In an unusual and last-ditch effort to exonerate a woman in a 1992 gang murder, a San Diego attorney has filed an appeal with the United Nations.
Justin Brooks, director of the California Innocence Project, said the continued imprisonment of gang member Marilyn Mulero is an international human rights violation.
Mulero has been in prison for 23 years for the murder of a Chicago gang member. Brooks has been working for two decades on her behalf because he believes she is innocent, and he created the California Innocence Project after advocating for her.

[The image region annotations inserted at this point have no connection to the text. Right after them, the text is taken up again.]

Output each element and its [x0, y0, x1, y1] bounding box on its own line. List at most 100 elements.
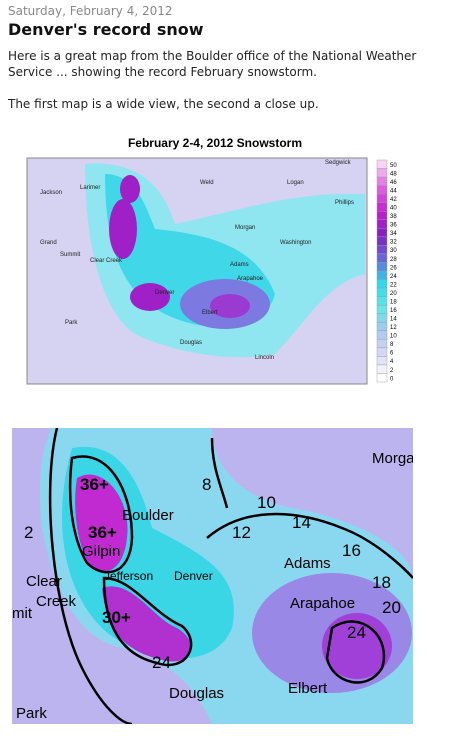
legend-swatch [376, 339, 388, 349]
legend-label: 8 [390, 342, 394, 348]
place-label: Denver [174, 569, 213, 583]
contour [68, 455, 134, 574]
legend-swatch [376, 356, 388, 366]
legend-label: 4 [390, 359, 394, 365]
place-label: Douglas [180, 340, 202, 346]
legend-label: 6 [390, 351, 394, 357]
contour-label: 18 [372, 573, 391, 592]
contour [48, 428, 133, 724]
place-label: Summit [60, 252, 81, 258]
legend-label: 16 [390, 308, 397, 314]
place-label: Creek [36, 593, 77, 610]
place-label: Clear [26, 573, 62, 590]
legend-label: 18 [390, 299, 397, 305]
legend-swatch [376, 168, 388, 178]
legend-label: 42 [390, 197, 397, 203]
legend-swatch [376, 287, 388, 297]
legend-swatch [376, 364, 388, 374]
legend-swatch [376, 176, 388, 186]
place-label: Washington [280, 240, 311, 246]
place-label: Grand [40, 240, 57, 246]
legend-label: 14 [390, 317, 397, 323]
legend-swatch [376, 322, 388, 331]
legend-label: 40 [390, 206, 397, 212]
paragraph: Here is a great map from the Boulder off… [8, 49, 417, 79]
place-label: Park [16, 705, 47, 722]
place-label: Clear Creek [90, 258, 123, 264]
legend-label: 22 [390, 282, 397, 288]
legend-label: 46 [390, 180, 397, 186]
legend-swatch [376, 236, 388, 246]
place-label: Morgan [235, 225, 255, 231]
post-title[interactable]: Denver's record snow [8, 20, 204, 39]
legend-label: 38 [390, 214, 397, 220]
legend-swatch [376, 304, 388, 314]
contour-label: 24 [347, 623, 366, 642]
legend-label: 12 [390, 325, 397, 331]
place-label: Arapahoe [290, 595, 355, 612]
place-label: Phillips [335, 200, 354, 206]
contour [325, 620, 386, 684]
place-label: Park [65, 320, 78, 326]
contour-label: 24 [152, 653, 171, 672]
legend-swatch [376, 296, 388, 306]
snow-area [130, 283, 170, 311]
contour-label: 16 [342, 541, 361, 560]
contour-label: 36+ [80, 475, 109, 494]
legend-swatch [376, 253, 388, 263]
contour-label: 14 [292, 513, 311, 532]
contour-label: 12 [232, 523, 251, 542]
legend-swatch [376, 185, 388, 195]
place-label: Arapahoe [237, 276, 264, 282]
snow-area [120, 175, 140, 203]
legend-label: 44 [390, 188, 397, 194]
legend-label: 48 [390, 171, 397, 177]
legend-label: 24 [390, 274, 397, 280]
legend-swatch [376, 279, 388, 289]
snow-area [210, 294, 250, 318]
legend-swatch [376, 313, 388, 323]
place-label: mit [12, 605, 33, 622]
post-date: Saturday, February 4, 2012 [8, 4, 173, 18]
legend-swatch [376, 228, 388, 238]
legend-label: 28 [390, 257, 397, 263]
place-label: Weld [200, 180, 214, 186]
contour [206, 512, 413, 579]
place-label: Boulder [122, 507, 174, 524]
wide-map: February 2-4, 2012 Snowstorm Weld Logan Se… [26, 136, 397, 385]
snow-area [322, 613, 392, 679]
place-label: Logan [287, 180, 304, 186]
legend-swatch [376, 262, 388, 272]
legend-swatch [376, 211, 388, 220]
place-label: Adams [284, 555, 331, 572]
legend-swatch [376, 373, 388, 383]
legend-swatch [376, 245, 388, 255]
place-label: Lincoln [255, 355, 274, 361]
legend-label: 20 [390, 291, 397, 297]
place-label: Elbert [288, 680, 328, 697]
place-label: Denver [155, 290, 174, 296]
legend-swatch [376, 347, 388, 357]
place-label: Jefferson [104, 569, 153, 583]
contour-label: 8 [202, 475, 211, 494]
place-label: Elbert [202, 310, 218, 316]
contour-label: 36+ [88, 523, 117, 542]
legend-swatch [376, 193, 388, 203]
place-label: Douglas [169, 685, 224, 702]
legend-label: 50 [390, 163, 397, 169]
contour [102, 576, 193, 667]
contour-label: 20 [382, 598, 401, 617]
contour-label: 30+ [102, 608, 131, 627]
legend-label: 36 [390, 223, 397, 229]
snow-area [109, 199, 137, 259]
legend-swatch [376, 202, 388, 212]
place-label: Jackson [40, 190, 62, 196]
place-label: Morga [372, 450, 413, 467]
legend-label: 32 [390, 240, 397, 246]
legend-swatch [376, 330, 388, 340]
place-label: Adams [230, 262, 249, 268]
place-label: Larimer [80, 185, 100, 191]
contour-label: 10 [257, 493, 276, 512]
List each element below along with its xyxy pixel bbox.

The San Diego-based organization helps exonerate people wrongly convicted.
Brooks said Mulero entered into a plea bargain at the advice of an inexperienced attorney even though she’s innocent. He said if a patient decided to do open heart surgery at the advice of a doctor even though the patient didn’t need it, it would be considered malpractice. She was sentenced to death without a trial.
“A young woman is sitting on death row on a plea bargain,” Brooks told KPBS Midday Edition on Wednesday. “It’s called a plea bargain.”
Mulero's death sentence was overturned by the Illinois Supreme Court, which ruled there were errors made by the trial court. A second jury sentenced her to life in prison without the possibility of parole, but Mulero is trying to get her original guilty plea withdrawn. Her appeals have been denied by federal and state courts, and now Brooks is appealing to the U.N.’s Working Group on Arbitrary Detentions.
“It’s just a terrible story,” Brooks said. “All I’m asking for is a trial. A trial where we find out the truth."